Creek fishing for Trout

 

Every so often I will find a concept or phrase that baffles me. More often than not, these concepts seem strange due to cultural differences. I’m not talking about measurements like inches and centimeters or Celsius and Fahrenheit. No. I’m referring to things like a dam being a body of water that forms after damming a river. Here in the USA, a dam is a wall but not a body of water. The concept this time around is one that I know from watching television, but don’t understand; this is the notion of a creek.

The Oxford dictionary defines a creek as a stream, brook, or minor tributary of a river. Does this then mean that you can exchange the word creek with stream or brook? Somehow Dawson’s Stream just has a different ring to it. A definition is a great starting point, but often there is a cultural understanding behind the words. As an example, by the definition, Las Vegas Creek is not a creek. It is a stream of water running into Lake Mead and not a tributary of a river. By water mass and size alone it should be a river itself, and yet it’s a creek.

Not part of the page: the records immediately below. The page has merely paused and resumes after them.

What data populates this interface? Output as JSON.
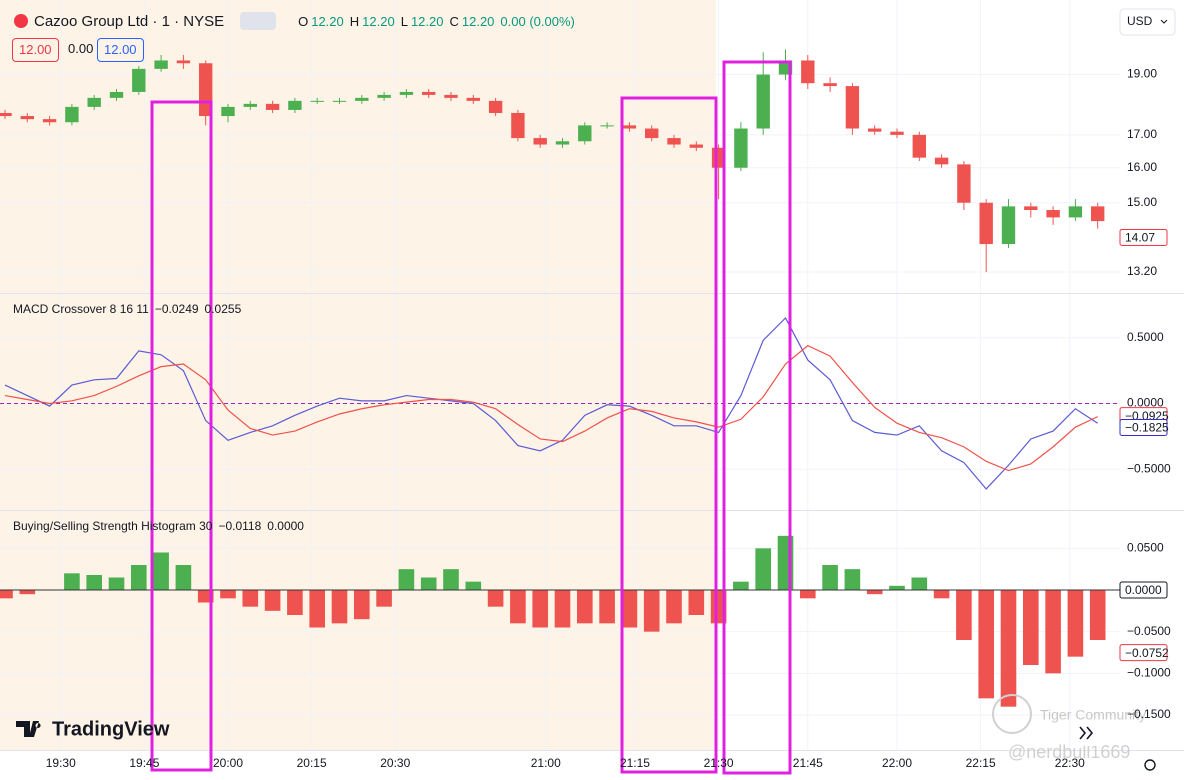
{
  "header": {
    "symbol": "Cazoo Group Ltd · 1 · NYSE",
    "o_key": "O",
    "o_val": "12.20",
    "h_key": "H",
    "h_val": "12.20",
    "l_key": "L",
    "l_val": "12.20",
    "c_key": "C",
    "c_val": "12.20",
    "change": "0.00 (0.00%)",
    "bid": "12.00",
    "spread": "0.00",
    "ask": "12.00",
    "currency": "USD"
  },
  "logo": "TradingView",
  "watermarks": [
    "Tiger Community",
    "@nerdbull1669"
  ],
  "time_axis": {
    "xlim": [
      0,
      200
    ],
    "x": [
      0,
      4,
      8,
      12,
      16,
      20,
      24,
      28,
      32,
      36,
      40,
      44,
      48,
      52,
      56,
      60,
      64,
      68,
      72,
      76,
      80,
      84,
      88,
      92,
      96,
      100,
      104,
      108,
      112,
      116,
      120,
      124,
      128,
      132,
      136,
      140,
      144,
      148,
      152,
      156,
      160,
      164,
      168,
      172,
      176,
      180,
      184,
      188,
      192,
      196
    ],
    "xticks": [
      {
        "value": 10,
        "label": "19:30"
      },
      {
        "value": 25,
        "label": "19:45"
      },
      {
        "value": 40,
        "label": "20:00"
      },
      {
        "value": 55,
        "label": "20:15"
      },
      {
        "value": 70,
        "label": "20:30"
      },
      {
        "value": 97,
        "label": "21:00"
      },
      {
        "value": 113,
        "label": "21:15"
      },
      {
        "value": 128,
        "label": "21:30"
      },
      {
        "value": 144,
        "label": "21:45"
      },
      {
        "value": 160,
        "label": "22:00"
      },
      {
        "value": 175,
        "label": "22:15"
      },
      {
        "value": 191,
        "label": "22:30"
      }
    ]
  },
  "chart_data": [
    {
      "type": "candlestick",
      "log_scale": true,
      "up_color": "#4caf50",
      "down_color": "#ef5350",
      "ylim": [
        12.7,
        21.8
      ],
      "yticks": [
        {
          "value": 13.2,
          "label": "13.20"
        },
        {
          "value": 15,
          "label": "15.00"
        },
        {
          "value": 16,
          "label": "16.00"
        },
        {
          "value": 17,
          "label": "17.00"
        },
        {
          "value": 19,
          "label": "19.00"
        }
      ],
      "open": [
        17.7,
        17.6,
        17.5,
        17.4,
        17.9,
        18.2,
        18.4,
        19.2,
        19.5,
        19.4,
        17.6,
        17.9,
        18.0,
        17.8,
        18.1,
        18.1,
        18.1,
        18.2,
        18.3,
        18.4,
        18.3,
        18.2,
        18.1,
        17.7,
        16.9,
        16.7,
        16.8,
        17.3,
        17.3,
        17.2,
        16.9,
        16.7,
        16.6,
        16.0,
        17.2,
        19.0,
        19.5,
        18.7,
        18.6,
        17.2,
        17.1,
        17.0,
        16.3,
        16.1,
        15.0,
        13.9,
        14.9,
        14.8,
        14.6,
        14.9
      ],
      "high": [
        17.8,
        17.7,
        17.6,
        18.0,
        18.3,
        18.5,
        19.3,
        19.7,
        19.7,
        19.5,
        18.0,
        18.1,
        18.1,
        18.2,
        18.2,
        18.2,
        18.3,
        18.4,
        18.5,
        18.5,
        18.4,
        18.3,
        18.2,
        17.8,
        17.0,
        16.9,
        17.4,
        17.4,
        17.4,
        17.3,
        17.0,
        16.8,
        16.7,
        17.4,
        19.8,
        19.9,
        19.7,
        18.9,
        18.7,
        17.3,
        17.2,
        17.1,
        16.4,
        16.2,
        15.1,
        15.1,
        15.0,
        14.9,
        15.1,
        15.0
      ],
      "low": [
        17.5,
        17.4,
        17.3,
        17.3,
        17.8,
        18.1,
        18.3,
        19.1,
        19.2,
        17.3,
        17.4,
        17.8,
        17.7,
        17.7,
        18.0,
        18.0,
        18.0,
        18.1,
        18.2,
        18.2,
        18.1,
        18.0,
        17.6,
        16.8,
        16.6,
        16.6,
        16.7,
        17.2,
        17.1,
        16.8,
        16.6,
        16.5,
        15.1,
        15.9,
        17.0,
        18.8,
        18.5,
        18.4,
        17.0,
        17.0,
        16.9,
        16.2,
        16.0,
        14.8,
        13.2,
        13.8,
        14.6,
        14.4,
        14.5,
        14.3
      ],
      "close": [
        17.6,
        17.5,
        17.4,
        17.9,
        18.2,
        18.4,
        19.2,
        19.5,
        19.4,
        17.6,
        17.9,
        18.0,
        17.8,
        18.1,
        18.1,
        18.1,
        18.2,
        18.3,
        18.4,
        18.3,
        18.2,
        18.1,
        17.7,
        16.9,
        16.7,
        16.8,
        17.3,
        17.3,
        17.2,
        16.9,
        16.7,
        16.6,
        16.0,
        17.2,
        19.0,
        19.5,
        18.7,
        18.6,
        17.2,
        17.1,
        17.0,
        16.3,
        16.1,
        15.0,
        13.9,
        14.9,
        14.8,
        14.6,
        14.9,
        14.5
      ],
      "badges": [
        {
          "value": 14.07,
          "label": "14.07",
          "color": "#f23645"
        }
      ]
    },
    {
      "type": "line",
      "title": "MACD Crossover 8 16 11",
      "zero_line_color": "#9c27b0",
      "legend_values": [
        {
          "text": "−0.0249",
          "color": "#f23645"
        },
        {
          "text": "0.0255",
          "color": "#2f2fd0"
        }
      ],
      "ylim": [
        -0.81,
        0.84
      ],
      "yticks": [
        {
          "value": -0.5,
          "label": "−0.5000"
        },
        {
          "value": 0,
          "label": "0.0000"
        },
        {
          "value": 0.5,
          "label": "0.5000"
        }
      ],
      "series": [
        {
          "color": "#5b5bd6",
          "values": [
            0.14,
            0.06,
            -0.02,
            0.14,
            0.18,
            0.19,
            0.4,
            0.37,
            0.25,
            -0.13,
            -0.28,
            -0.22,
            -0.17,
            -0.09,
            -0.02,
            0.04,
            0.02,
            0.02,
            0.06,
            0.04,
            0.02,
            0,
            -0.13,
            -0.32,
            -0.36,
            -0.28,
            -0.09,
            -0.01,
            -0.02,
            -0.09,
            -0.17,
            -0.17,
            -0.22,
            0.06,
            0.48,
            0.65,
            0.33,
            0.18,
            -0.13,
            -0.22,
            -0.24,
            -0.17,
            -0.36,
            -0.45,
            -0.65,
            -0.47,
            -0.27,
            -0.21,
            -0.04,
            -0.15
          ]
        },
        {
          "color": "#f2514a",
          "values": [
            0.06,
            0.03,
            0.0,
            0.02,
            0.06,
            0.13,
            0.21,
            0.28,
            0.3,
            0.18,
            -0.05,
            -0.19,
            -0.24,
            -0.21,
            -0.14,
            -0.08,
            -0.04,
            -0.01,
            0.01,
            0.03,
            0.03,
            0.01,
            -0.04,
            -0.16,
            -0.27,
            -0.29,
            -0.21,
            -0.11,
            -0.04,
            -0.06,
            -0.11,
            -0.14,
            -0.18,
            -0.12,
            0.05,
            0.3,
            0.44,
            0.36,
            0.16,
            -0.03,
            -0.15,
            -0.22,
            -0.26,
            -0.33,
            -0.44,
            -0.51,
            -0.46,
            -0.33,
            -0.18,
            -0.1
          ]
        }
      ],
      "badges": [
        {
          "value": -0.0925,
          "label": "−0.0925",
          "color": "#f23645"
        },
        {
          "value": -0.1825,
          "label": "−0.1825",
          "color": "#2f2fd0"
        }
      ]
    },
    {
      "type": "bar",
      "title": "Buying/Selling Strength Histogram 30",
      "positive_color": "#4caf50",
      "negative_color": "#ef5350",
      "zero_line_color": "#333333",
      "legend_values": [
        {
          "text": "−0.0118",
          "color": "#f23645"
        },
        {
          "text": "0.0000",
          "color": "#131722"
        }
      ],
      "ylim": [
        -0.192,
        0.096
      ],
      "yticks": [
        {
          "value": -0.15,
          "label": "−0.1500"
        },
        {
          "value": -0.1,
          "label": "−0.1000"
        },
        {
          "value": -0.05,
          "label": "−0.0500"
        },
        {
          "value": 0,
          "label": "0.0000"
        },
        {
          "value": 0.05,
          "label": "0.0500"
        }
      ],
      "values": [
        -0.01,
        -0.005,
        0,
        0.02,
        0.018,
        0.015,
        0.03,
        0.045,
        0.03,
        -0.015,
        -0.01,
        -0.02,
        -0.025,
        -0.03,
        -0.045,
        -0.04,
        -0.035,
        -0.02,
        0.025,
        0.015,
        0.025,
        0.01,
        -0.02,
        -0.04,
        -0.045,
        -0.045,
        -0.04,
        -0.04,
        -0.045,
        -0.05,
        -0.04,
        -0.03,
        -0.04,
        0.01,
        0.05,
        0.065,
        -0.01,
        0.03,
        0.025,
        -0.005,
        0.005,
        0.015,
        -0.01,
        -0.06,
        -0.13,
        -0.14,
        -0.09,
        -0.1,
        -0.08,
        -0.06
      ],
      "badges": [
        {
          "value": 0,
          "label": "0.0000",
          "color": "#131722"
        },
        {
          "value": -0.0752,
          "label": "−0.0752",
          "color": "#f23645"
        }
      ]
    }
  ]
}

In contrast, Carpenter Canyon is a stream in the Spring Mountains. Or is this a brook or a creek? This spring-fed cascade of water offers me something that I have not ran across in South Africa. We have rivers and “creeks”, but seldom are they fishable. We have Yellow Fish - evolution’s answer to replace trout in our waterways - but these are typically found in rivers. There is something enchanting about stalking these streams to catch small wild trout in a few inches of water. Even warmer creeks seemingly are the perfect habitat for all the sunfishes.

This Lahontan Cutthroat trout is my biggest, and yet it is a small fish compared to the sizes they can reach. But had it not been for this creek, I would have probably never seen this species. There are few creeks here in Southern Nevada, even some of the rivers like the Virgin River look more like a creek than a river. Maybe that’s the problem; trying to find the meaning of a creek in a desert. At the end of the day, this mystery makes it fun. It is what guides you to get out there and explore. To find your own answer for what a creek is.